From his table outside a waterside trattoria, Jason watched the ferry dock. As the cars drove off, the few pedestrian passengers disembarked. The bright colors of Maria's gold-and-blue scarf were visible all the way across the quay. Jason could only marvel how the woman always managed to come up with a different one. He had little doubt she could find a Hermes shop in the middle of the Sahara Desert.

Women possessed some sort of internal navigational system for such things. Laurin could detect the proximity of a shoe store in cities she had never visited. Once in Paris…

He pushed the thought aside, surprised at how easy it was becoming to dismiss his former wife. He watched Maria seat herself at a table identical to his but on the other side of the small harbor. The plan called for her to have a cup of coffee and remain where she was until Jason verified that she was not being followed or observed.

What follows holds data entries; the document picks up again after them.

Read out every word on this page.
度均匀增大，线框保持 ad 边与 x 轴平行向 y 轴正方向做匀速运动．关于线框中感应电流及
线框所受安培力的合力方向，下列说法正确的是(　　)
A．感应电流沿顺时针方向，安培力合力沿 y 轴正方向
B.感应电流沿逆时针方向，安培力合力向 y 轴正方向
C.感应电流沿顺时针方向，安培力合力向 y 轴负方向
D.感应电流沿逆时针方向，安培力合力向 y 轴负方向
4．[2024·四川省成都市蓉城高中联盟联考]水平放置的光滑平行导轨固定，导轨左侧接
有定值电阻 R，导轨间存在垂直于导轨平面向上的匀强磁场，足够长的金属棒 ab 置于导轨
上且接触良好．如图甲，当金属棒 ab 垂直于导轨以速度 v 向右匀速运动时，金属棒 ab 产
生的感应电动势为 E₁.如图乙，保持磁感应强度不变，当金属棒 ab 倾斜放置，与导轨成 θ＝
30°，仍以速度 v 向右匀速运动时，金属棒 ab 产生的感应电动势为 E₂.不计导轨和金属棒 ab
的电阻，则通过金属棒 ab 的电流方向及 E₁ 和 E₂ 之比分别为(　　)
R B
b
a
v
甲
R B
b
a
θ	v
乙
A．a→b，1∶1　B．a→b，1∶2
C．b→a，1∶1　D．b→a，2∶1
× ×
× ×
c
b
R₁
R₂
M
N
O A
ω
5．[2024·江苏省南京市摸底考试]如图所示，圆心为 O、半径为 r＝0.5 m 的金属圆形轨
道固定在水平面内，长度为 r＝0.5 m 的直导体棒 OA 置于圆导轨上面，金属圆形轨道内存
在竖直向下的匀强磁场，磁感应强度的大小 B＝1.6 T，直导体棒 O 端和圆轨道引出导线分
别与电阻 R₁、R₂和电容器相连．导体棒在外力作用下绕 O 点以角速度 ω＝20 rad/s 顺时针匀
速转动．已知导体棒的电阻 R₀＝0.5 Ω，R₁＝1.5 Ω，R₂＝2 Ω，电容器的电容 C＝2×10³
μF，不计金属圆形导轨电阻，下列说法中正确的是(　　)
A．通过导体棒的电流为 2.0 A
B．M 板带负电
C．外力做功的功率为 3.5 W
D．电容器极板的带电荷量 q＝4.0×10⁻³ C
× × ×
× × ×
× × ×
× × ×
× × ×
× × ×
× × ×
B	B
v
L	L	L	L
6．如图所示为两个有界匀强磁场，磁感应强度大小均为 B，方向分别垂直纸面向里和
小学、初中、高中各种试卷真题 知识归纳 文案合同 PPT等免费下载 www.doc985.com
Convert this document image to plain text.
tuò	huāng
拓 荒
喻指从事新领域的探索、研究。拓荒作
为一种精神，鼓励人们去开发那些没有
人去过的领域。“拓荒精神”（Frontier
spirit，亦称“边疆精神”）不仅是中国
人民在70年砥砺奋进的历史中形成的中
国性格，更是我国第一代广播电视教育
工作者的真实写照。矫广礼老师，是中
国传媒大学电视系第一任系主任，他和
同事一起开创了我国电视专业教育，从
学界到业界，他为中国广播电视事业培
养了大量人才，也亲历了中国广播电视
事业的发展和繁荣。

Unlike their American counterparts, Italian, and most European trattorias, bistros, or whatever considered the price of a single beverage to be a ticket to occupy a table as long as the customer wished. In fact, the national pastime in many large cities was to order a sole glass of wine and spend the afternoon watching the passing crowds from the same table.

After forty minutes, the only interest in Maria that Jason noted was the openly admiring glances for which Italian men were notorious. He was amused by the persistence of one who had tried to share her table and finally admitted defeat after ten minutes of being intensely ignored.

He stood, reluctant to leave the pleasant morning sun, and walked casually along the edge of the port, feigning interest in first one sailboat, then another. He barely gave Maria a glance as he passed within ten feet of her and sauntered on. Without looking back, he turned away from the water's edge and strolled up one of the two streets that dead-ended into the harbor. He paused in front of a gelaterie, seeming to marvel at the variety of flavors of ice cream the small shop displayed. In the glass of the adjacent store's display window, he saw Maria turn the corner and enter the same street.

She stopped, distracted by the size of the prawns on ice under a sign proclaiming FRUTTI DI MARE. Although the sidewalks bore some pedestrian traffic, no one showed any lingering interest in her.

Jason took the time for admiration. She had a figure Hollywood would envy, honed, no doubt, by scurrying in and out of volcanic craters. The olive skin framed by crow-wing black hair she had let loose around her shoulders. He shook his head. The object of the exercise was to get her safely to Adrian's for a few days before she returned to her life.

He was in no hurry for that.

Periodic checks of reflections in shop windows confirmed that she was following him to the car at a casual pace. He had to fight the temptation to hurry, to rush to the moment he could take her in his arms.

He turned a final corner, waiting to see her follow.